Jak informowała zielonogórska policja, do banku przy ul. Westerplatte weszła kobieta. Było z nią pięciu mężczyzn. Niezadowolona z obsługi kobieta wszczęła awanturę z obsługą banku. Mężczyźni mieli ją wspierać.
Sytuacja zrobiła się na tyle niebezpieczna, że obsługa banku wezwała na pomoc policję. Jak mówią nam świadkowe, dwóch mężczyzn zostało zabranych do radiowozów. – Wyjaśniamy okoliczności związane ze zdarzeniem w banku – mówi podinsp. Małgorzata Stanisławska, rzeczniczka zielonogórskiej policji.

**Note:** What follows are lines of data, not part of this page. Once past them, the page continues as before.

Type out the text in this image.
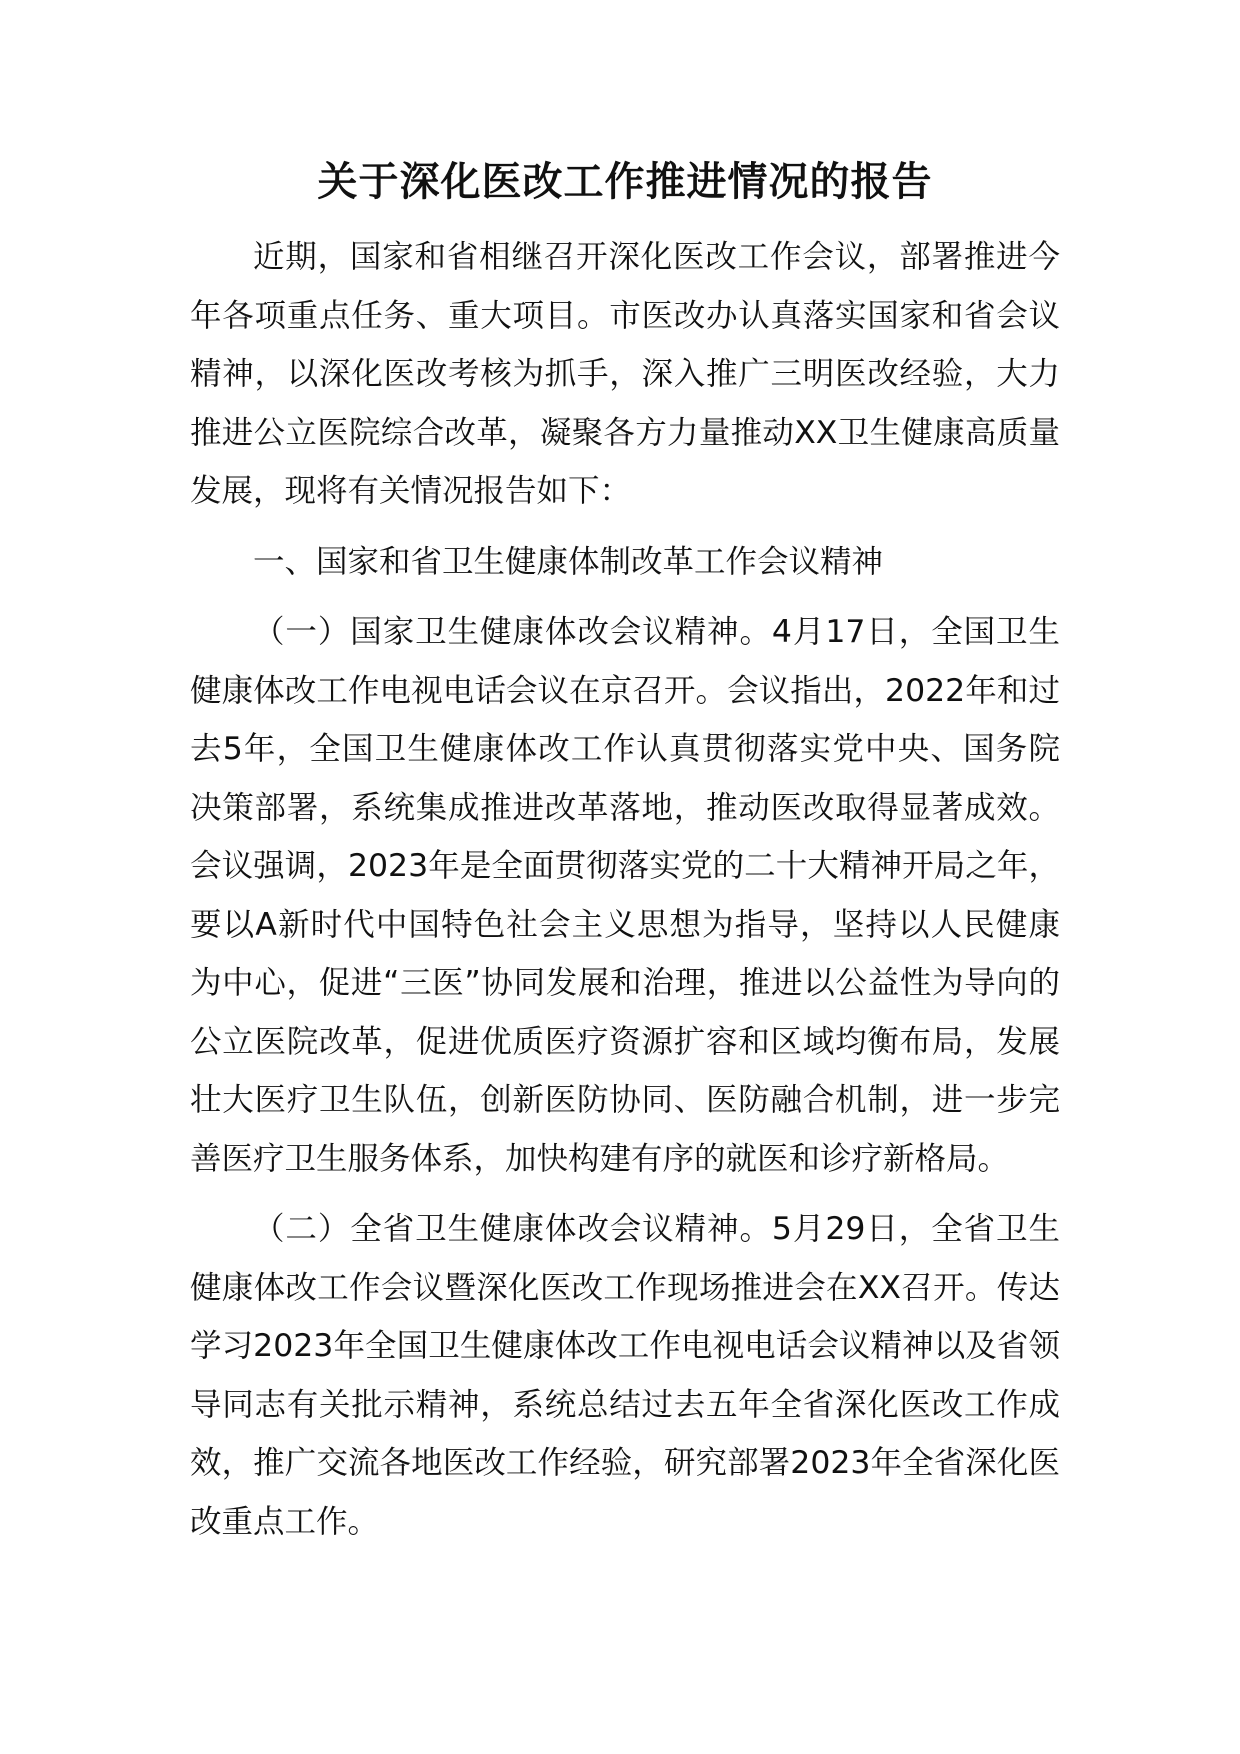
关于深化医改工作推进情况的报告

近期，国家和省相继召开深化医改工作会议，部署推进今年各项重点任务、重大项目。市医改办认真落实国家和省会议精神，以深化医改考核为抓手，深入推广三明医改经验，大力推进公立医院综合改革，凝聚各方力量推动XX卫生健康高质量发展，现将有关情况报告如下：

一、国家和省卫生健康体制改革工作会议精神

（一）国家卫生健康体改会议精神。4月17日，全国卫生健康体改工作电视电话会议在京召开。会议指出，2022年和过去5年，全国卫生健康体改工作认真贯彻落实党中央、国务院决策部署，系统集成推进改革落地，推动医改取得显著成效。会议强调，2023年是全面贯彻落实党的二十大精神开局之年，要以A新时代中国特色社会主义思想为指导，坚持以人民健康为中心，促进“三医”协同发展和治理，推进以公益性为导向的公立医院改革，促进优质医疗资源扩容和区域均衡布局，发展壮大医疗卫生队伍，创新医防协同、医防融合机制，进一步完善医疗卫生服务体系，加快构建有序的就医和诊疗新格局。

（二）全省卫生健康体改会议精神。5月29日，全省卫生健康体改工作会议暨深化医改工作现场推进会在XX召开。传达学习2023年全国卫生健康体改工作电视电话会议精神以及省领导同志有关批示精神，系统总结过去五年全省深化医改工作成效，推广交流各地医改工作经验，研究部署2023年全省深化医改重点工作。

Dostaliśmy oświadczenie uczestniczki zdarzenia w banku. Zapewnia, że jest osobą poszkodowaną przez cyberprzestępców.
Sprawą zajmuje się policja. – Wyjaśniamy okoliczności związane ze zdarzeniem w banku – mówi podinsp. Małgorzata Stanisławska, rzeczniczka zielonogórskiej policji.
Oświadczenie uczestniczki zdarzenia w banku
Chciałam zdementować informacje, które Państwo podali, jakobym wtargnęła do banku w towarzystwie pięciu mężczyzn awanturując się. Jest to informacja nieprawdziwa, wynikająca z niedoinformowania osoby przekazującej ją Wam do dyspozycji i stawiającą mnie w złym świetle.
Jestem osobą poszkodowaną przez cyberprzestępców i w związku z tym byłam dzisiaj umówiona z Panią dyrektor oddziału banku Millennium w Zielonej Górze, tj 24 marca br. między godziną 10-11,00.
Na spotkanie przyszłam z prawnikiem i odbyliśmy z Panią dyrektor rozmowę. Następnie poczułam się słabo i oddaliłam się aby odpocząć. Osoby, które były pod bankiem, były tam aby mnie wspomagać. Zaistniała sytuacja, według tego co mi wiadomo, zaczęła się od niekompetentnego zachowania pracownicy oraz ochrony banku.
Osobiście nie brałam w tym udziału i czuję się stawiana w bardzo złym świetle.